Отсюда легко было родиться мысли о вековечной отсталости страны. Сначала славян - от «античных греков и римлян, затем русов и московитов - от православной Византии, потом России - от Западной Европы. Нужна была компенсация, и ее нашли. Имперская Россия стала создавать миф (по примеру Рима и Византии и по тому же образцу - дикие германцы, дикие славяне, дикие кельты) о пришельцах-тюрках, отсталых, но ужасно воинственных азиатских кочевниках, помешавших русскому народу догнать и перегнать Европу. «Тяжела ты, шапка Мономаха».

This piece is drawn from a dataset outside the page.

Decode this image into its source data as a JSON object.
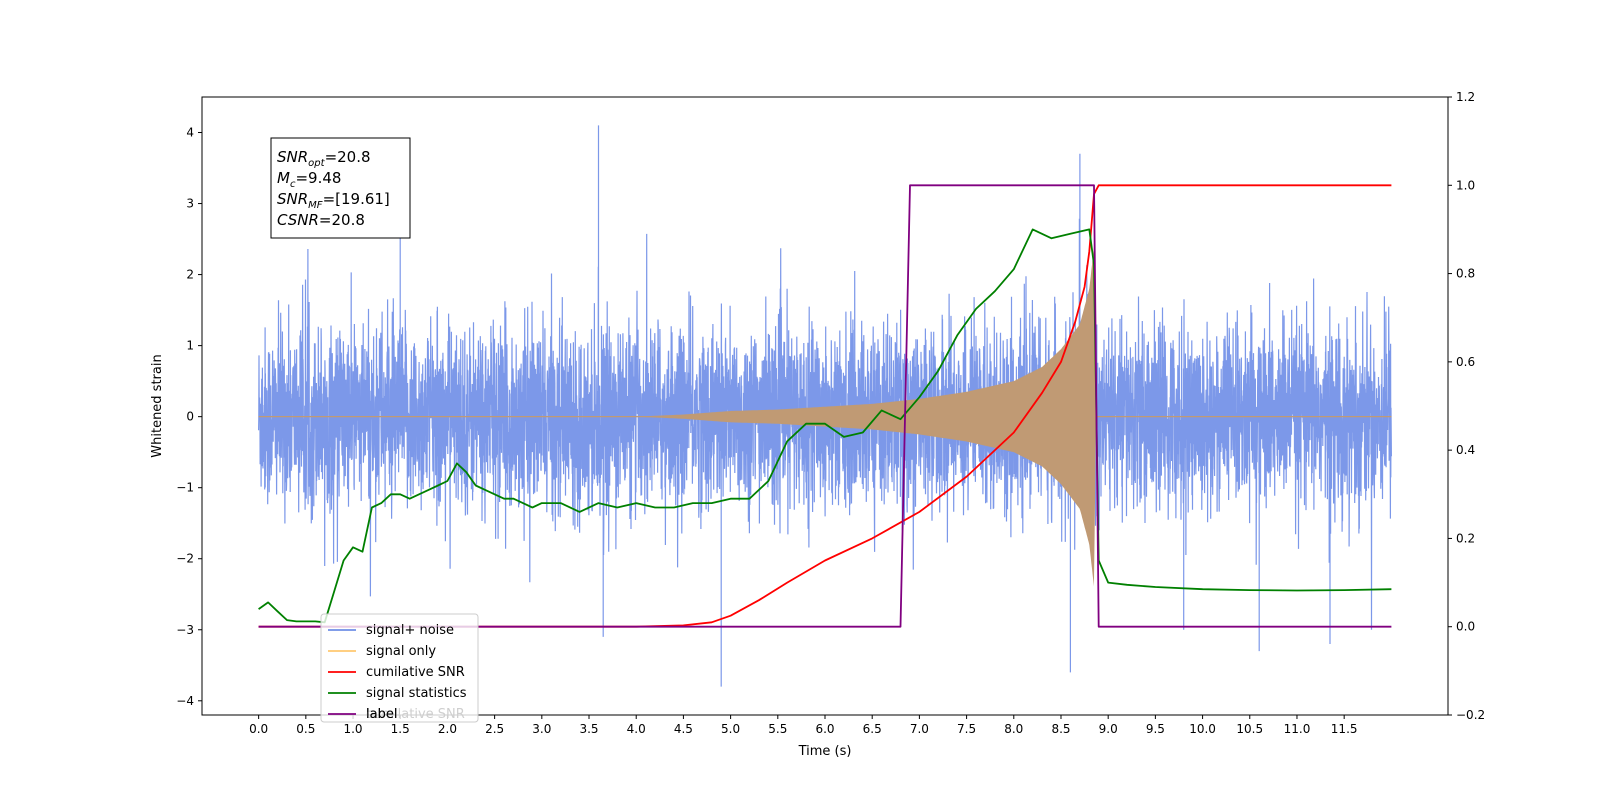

Умершая Византия воскресла на Руси. Но московские идеологи, изобретая знаменитую формулу: «Москва - третий Рим; два пали, третий стоит, а четвертому не быть», конечно, не могли предвидеть, что появится и четвертый, позже. По легенде, Западный Рим (в Италии) был основан троянцем (если угодно - византийцем) Энеем, бежавшим со своими спутниками к берегам Тибра после Троянской войны. Через много веков протестанты из Европы направились в Америку и основали там Четвертый Рим - США. Все, как положено - Капитолий, Сенат и пр. Двуглавый византийский орел перелетел в Москву, одноглавый римский орел - в Вашингтон. Обе воскресшие империи снова встретились, теперь уже на Тихом океане, «на берегах оскаленных Аляски» (Сергей Марков).